Bitcoin experienced a significant drop below the $40,000 support level on January 18, marking the first time in 50 days. The upcoming $4.5 billion BTC monthly options expiry on January 26 could determine whether this downtrend will continue. Interestingly, despite Bitcoin’s decline, the U.S. stock market reached a new all-time high on January 22, suggesting that the factors affecting Bitcoin’s performance are unrelated to the macroeconomic situation.
Analysts believe that the selling pressure on Bitcoin may be coming from the Grayscale GBTC. Since its conversion to a spot exchange-traded fund (ETF) on January 11, GBTC has experienced significant outflows. Previously, investors were unable to redeem their funds from the instrument, which holds over $25 billion in assets. Bitcoin influencer @alanbwt described this situation as “the biggest blown lead in the history of Bitcoin,” as Grayscale’s GBTC started with a $27 billion capitalization on January 11, while other competitors had to start from scratch. The high 1.5% yearly administration fee imposed by Grayscale triggered the selling pressure on GBTC shares.
The decline in Bitcoin’s price since the spot ETF trading debut on January 12 coincided with the U.S. 2-year Treasury yield reaching a low of 4.12%. Investors no longer sought protection in fixed income as the yield increased to the current 4.39%. This reversal of a three-month trend is likely due to recent economic indicators suggesting that the Federal Reserve (Fed) may not shift to a less restrictive stance as quickly as expected.
The Fed’s decision to cut interest rates in the coming months depends on the fourth-quarter gross domestic product data on January 25 and the Personal Consumption Expenditures index (PCE) on inflation on January 26. If interest rates remain high, the incentives for investors to invest in commodities, such as Bitcoin, decrease compared to stocks, which often pay dividends.
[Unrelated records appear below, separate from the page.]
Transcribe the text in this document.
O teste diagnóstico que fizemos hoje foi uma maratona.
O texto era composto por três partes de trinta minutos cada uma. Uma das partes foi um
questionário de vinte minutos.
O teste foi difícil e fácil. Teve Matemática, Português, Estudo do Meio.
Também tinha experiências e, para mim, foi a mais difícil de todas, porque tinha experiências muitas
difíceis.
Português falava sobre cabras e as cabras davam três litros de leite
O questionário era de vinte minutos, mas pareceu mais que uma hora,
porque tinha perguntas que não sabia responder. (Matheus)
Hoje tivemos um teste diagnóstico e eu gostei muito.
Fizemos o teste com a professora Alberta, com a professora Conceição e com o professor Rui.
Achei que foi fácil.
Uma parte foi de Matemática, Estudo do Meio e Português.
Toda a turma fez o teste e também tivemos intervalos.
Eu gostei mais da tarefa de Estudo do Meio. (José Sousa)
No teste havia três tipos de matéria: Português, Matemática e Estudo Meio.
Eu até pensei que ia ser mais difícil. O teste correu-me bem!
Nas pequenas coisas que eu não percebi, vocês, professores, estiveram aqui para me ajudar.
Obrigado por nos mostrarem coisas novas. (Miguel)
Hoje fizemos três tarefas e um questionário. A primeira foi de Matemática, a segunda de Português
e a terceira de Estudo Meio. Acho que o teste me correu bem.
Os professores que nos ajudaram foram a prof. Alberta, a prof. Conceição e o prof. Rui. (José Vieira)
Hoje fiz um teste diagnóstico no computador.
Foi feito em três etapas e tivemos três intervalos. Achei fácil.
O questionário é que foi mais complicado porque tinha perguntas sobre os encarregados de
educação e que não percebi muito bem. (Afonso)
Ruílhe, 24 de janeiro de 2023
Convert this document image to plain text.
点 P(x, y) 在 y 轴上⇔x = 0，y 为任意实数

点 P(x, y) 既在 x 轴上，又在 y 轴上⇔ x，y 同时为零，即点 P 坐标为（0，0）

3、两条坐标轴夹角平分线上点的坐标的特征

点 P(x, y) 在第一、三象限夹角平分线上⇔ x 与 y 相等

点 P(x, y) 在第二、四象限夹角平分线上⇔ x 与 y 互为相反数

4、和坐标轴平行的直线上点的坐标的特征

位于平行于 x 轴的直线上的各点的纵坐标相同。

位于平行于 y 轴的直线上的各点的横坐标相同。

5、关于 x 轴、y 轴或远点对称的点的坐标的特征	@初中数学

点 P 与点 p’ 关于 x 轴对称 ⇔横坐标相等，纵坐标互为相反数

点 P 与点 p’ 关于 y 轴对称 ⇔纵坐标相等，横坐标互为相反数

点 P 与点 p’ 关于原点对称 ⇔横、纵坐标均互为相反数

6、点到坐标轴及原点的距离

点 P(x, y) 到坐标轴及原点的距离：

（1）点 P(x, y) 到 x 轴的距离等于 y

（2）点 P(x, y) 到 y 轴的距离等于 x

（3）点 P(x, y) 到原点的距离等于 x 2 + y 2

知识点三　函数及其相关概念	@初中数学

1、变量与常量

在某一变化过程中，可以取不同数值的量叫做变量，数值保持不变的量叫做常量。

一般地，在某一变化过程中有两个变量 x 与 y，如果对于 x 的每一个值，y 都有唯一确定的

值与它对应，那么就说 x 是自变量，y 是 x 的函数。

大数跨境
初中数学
Bitcoin investors will have to wait until 8:00 am UTC on January 26 to determine whether the billions of dollars worth of call (buy) options placed in anticipation of a price rally after the spot ETF approval have been wasted.
Data shows that bullish investors were overly optimistic about the spot ETF approval. The open interest for the options expiry on January 26 is $4.5 billion, but the final amount will be lower due to traders expecting Bitcoin’s price to reach $42,000 or even higher. The unexpected 15% correction in Bitcoin’s price caught bullish investors off guard, as shown by the Deribit Bitcoin options interest chart.
The put-to-call ratio on Deribit is 0.55 BTC, indicating an imbalance between the $2.42 billion in call (buy) open interest and the $1.32 billion in put (sell) options. CME Bitcoin options show a similar ratio with a total open interest of $650 million, while OKX has a more balanced ratio with a total exposure of $290 million. Bybit and Binance have a combined open interest of $290 million for the Jan. 26 BTC options expiry.
To provide some perspective, if Bitcoin’s price is $39,900 on the January monthly expiry, only $55 million worth of call (buy) options will be available. This is because the right to buy Bitcoin at $40,000 or $42,000 is worthless if the price is below that level on expiry. On the other hand, put options at $40,000 or higher amount to $270 million, giving bears an opportunity to exert short-term pressure on BTC.
Please note that this article does not provide investment advice or recommendations. Readers should conduct their own research and make informed decisions when investing or trading.